Researchers from New York University say that taxing sugar-sweetened beverages should be by the amount of sugar they contain, rather than by the liquid volume of these drinks. A previous study by Allcott, Lockwood, and Taubinsky concluded that soda taxes serve as a “net good,” an assessment based on an examination of health benefits and consumer behaviour.
A series of studies by the University of North Carolina in Chapel Hill researchers have inferred that sugary drink warnings help consumers better understand products’ healthfulness and encourage consumers to make healthier choices about what drinks to buy. “As policymakers’ interest in this policy has grown, so too has research on sugary drink warnings,” said the study’s co-author Marissa G. Hall, PhD. “However, sceptics worry that warnings won’t be effective at informing consumers or encouraging healthier choices, and no research had synthesized existing evidence on sugary drink warnings to address these questions,” she adds.

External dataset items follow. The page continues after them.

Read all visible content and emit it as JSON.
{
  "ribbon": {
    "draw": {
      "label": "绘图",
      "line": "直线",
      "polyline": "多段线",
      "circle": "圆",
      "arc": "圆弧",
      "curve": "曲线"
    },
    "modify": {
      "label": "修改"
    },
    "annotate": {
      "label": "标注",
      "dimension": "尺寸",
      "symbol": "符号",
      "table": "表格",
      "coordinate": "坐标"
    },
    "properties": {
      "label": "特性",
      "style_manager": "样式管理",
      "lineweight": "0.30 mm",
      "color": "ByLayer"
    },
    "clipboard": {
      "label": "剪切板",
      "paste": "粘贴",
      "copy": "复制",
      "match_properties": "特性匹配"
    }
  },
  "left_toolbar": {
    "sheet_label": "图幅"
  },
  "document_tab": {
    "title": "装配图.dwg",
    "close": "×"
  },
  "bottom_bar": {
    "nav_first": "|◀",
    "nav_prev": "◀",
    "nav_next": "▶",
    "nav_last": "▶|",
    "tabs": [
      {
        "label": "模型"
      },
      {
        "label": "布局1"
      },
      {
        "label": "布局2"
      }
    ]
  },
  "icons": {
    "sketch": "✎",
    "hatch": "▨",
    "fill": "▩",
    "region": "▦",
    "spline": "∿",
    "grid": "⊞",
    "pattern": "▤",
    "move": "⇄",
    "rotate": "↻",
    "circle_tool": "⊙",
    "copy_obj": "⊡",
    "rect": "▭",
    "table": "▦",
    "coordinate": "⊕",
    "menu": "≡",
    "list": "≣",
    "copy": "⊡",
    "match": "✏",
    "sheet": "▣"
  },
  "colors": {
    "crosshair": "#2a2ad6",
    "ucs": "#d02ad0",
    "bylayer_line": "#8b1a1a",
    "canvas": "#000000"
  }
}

These studies provide important additional evidence that beverage taxes and warning labels are effective policy tools to decrease sugar-sweetened beverage purchases.

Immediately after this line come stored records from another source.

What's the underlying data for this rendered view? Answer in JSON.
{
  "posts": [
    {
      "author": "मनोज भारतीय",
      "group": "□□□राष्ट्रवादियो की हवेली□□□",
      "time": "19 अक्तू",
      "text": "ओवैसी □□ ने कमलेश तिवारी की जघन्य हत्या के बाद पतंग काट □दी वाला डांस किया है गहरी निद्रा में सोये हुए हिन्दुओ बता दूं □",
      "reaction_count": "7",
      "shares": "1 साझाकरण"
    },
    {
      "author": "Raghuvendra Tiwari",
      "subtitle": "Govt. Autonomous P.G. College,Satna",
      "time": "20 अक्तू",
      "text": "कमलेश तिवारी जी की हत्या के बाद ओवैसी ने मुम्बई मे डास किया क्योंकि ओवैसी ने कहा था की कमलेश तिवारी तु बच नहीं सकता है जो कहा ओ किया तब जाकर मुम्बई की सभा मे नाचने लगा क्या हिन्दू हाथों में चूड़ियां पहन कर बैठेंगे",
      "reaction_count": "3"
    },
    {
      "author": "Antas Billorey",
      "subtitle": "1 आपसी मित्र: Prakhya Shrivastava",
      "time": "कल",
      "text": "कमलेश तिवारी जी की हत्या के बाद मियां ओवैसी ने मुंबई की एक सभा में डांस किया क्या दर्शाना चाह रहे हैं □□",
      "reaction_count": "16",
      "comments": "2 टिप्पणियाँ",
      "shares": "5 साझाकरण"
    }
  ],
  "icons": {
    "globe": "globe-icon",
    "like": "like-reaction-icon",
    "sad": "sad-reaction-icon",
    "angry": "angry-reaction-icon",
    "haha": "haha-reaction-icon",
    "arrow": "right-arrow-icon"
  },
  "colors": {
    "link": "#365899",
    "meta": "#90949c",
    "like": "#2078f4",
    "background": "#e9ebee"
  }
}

The US FDA regulates drink labels and it permits a wide range of names, claims, and fruit images on the packaging that does not necessarily reflect the drink’s ingredients. For example, more than 60 per cent of drinks with added sugar include a positive nutrition claim about sweeteners, while more than a third of drinks with fruit pictured on the packaging do not include juice from any of the fruits shown. FDA requires products with 100 per cent juice to include statements on the packaging related to added sweeteners, products with less than 100 per cent juice are not required to have the same disclosures.

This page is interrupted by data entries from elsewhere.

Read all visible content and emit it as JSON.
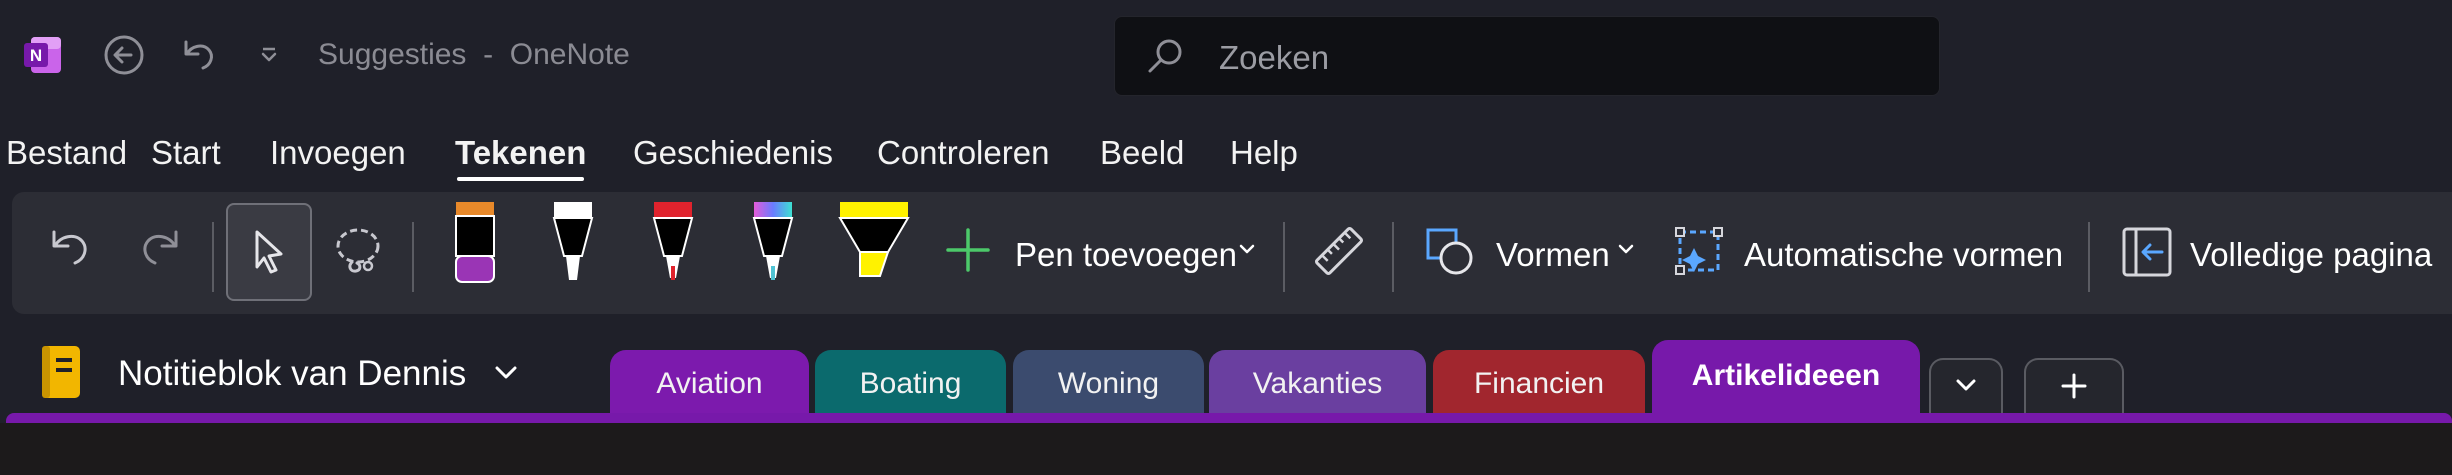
{
  "titlebar": {
    "app_icon": "onenote-logo",
    "app_letter": "N",
    "back_icon": "back-circle-icon",
    "undo_icon": "undo-icon",
    "customize_icon": "chevron-down-icon",
    "title": "Suggesties  -  OneNote"
  },
  "search": {
    "icon": "search-icon",
    "placeholder": "Zoeken"
  },
  "menu": {
    "items": [
      "Bestand",
      "Start",
      "Invoegen",
      "Tekenen",
      "Geschiedenis",
      "Controleren",
      "Beeld",
      "Help"
    ],
    "active": "Tekenen"
  },
  "ribbon": {
    "undo_icon": "undo-icon",
    "redo_icon": "redo-icon",
    "select_icon": "cursor-icon",
    "lasso_icon": "lasso-icon",
    "pens": [
      {
        "icon": "marker-icon",
        "tip": "#e8892a",
        "color": "#9a35b5"
      },
      {
        "icon": "pen-icon",
        "tip": "#ffffff",
        "color": "#ffffff"
      },
      {
        "icon": "pen-icon",
        "tip": "#e0232d",
        "color": "#e0232d"
      },
      {
        "icon": "pen-icon",
        "tip": "galaxy",
        "color": "#4fc3d4"
      },
      {
        "icon": "highlighter-icon",
        "tip": "#fff200",
        "color": "#fff200"
      }
    ],
    "add_pen_label": "Pen toevoegen",
    "ruler_icon": "ruler-icon",
    "shapes_label": "Vormen",
    "auto_shapes_label": "Automatische vormen",
    "full_page_label": "Volledige pagina"
  },
  "notebook": {
    "icon": "notebook-icon",
    "name": "Notitieblok van Dennis",
    "chevron": "chevron-down-icon"
  },
  "sections": [
    {
      "label": "Aviation",
      "color": "#7c1aad"
    },
    {
      "label": "Boating",
      "color": "#0b6a6d"
    },
    {
      "label": "Woning",
      "color": "#3b4b6e"
    },
    {
      "label": "Vakanties",
      "color": "#6a3fa0"
    },
    {
      "label": "Financien",
      "color": "#a1262e"
    },
    {
      "label": "Artikelideeen",
      "color": "#7719aa",
      "active": true
    }
  ],
  "section_controls": {
    "more_icon": "chevron-down-icon",
    "add_icon": "plus-icon"
  },
  "colors": {
    "accent": "#7719aa",
    "background": "#1f2029",
    "ribbon": "#2c2d35"
  }
}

The term sugar is a catchall, including a number of substances our bodies use as fuel. Eating sugar activates the brain’s reward system, making us feel good. But with a wide availability of refined sugar, this deeply ingrained appetite can run amok. Sugar triggers specialized taste buds on our tongue. Glucose is a source of energy for all living things.
Low calorie sweeteners are used in place of sucrose, glucose and fructose. Low-calorie sweeteners produced from both artificial and naturally occurring, plant-based molecules have become popular. But they cause only modest changes in blood sugar, insulin levels, insulin sensitivity and weight gain, as compared to those induced by sugar. Artificial sweeteners may be contributing to type 2 diabetes according to researchers from the University of South Australia.
A better option to these various kinds of sugars is to stick to a healthy diet, which includes plenty of whole grains, dairy, seafood, legumes, vegetables and fruits and plain water.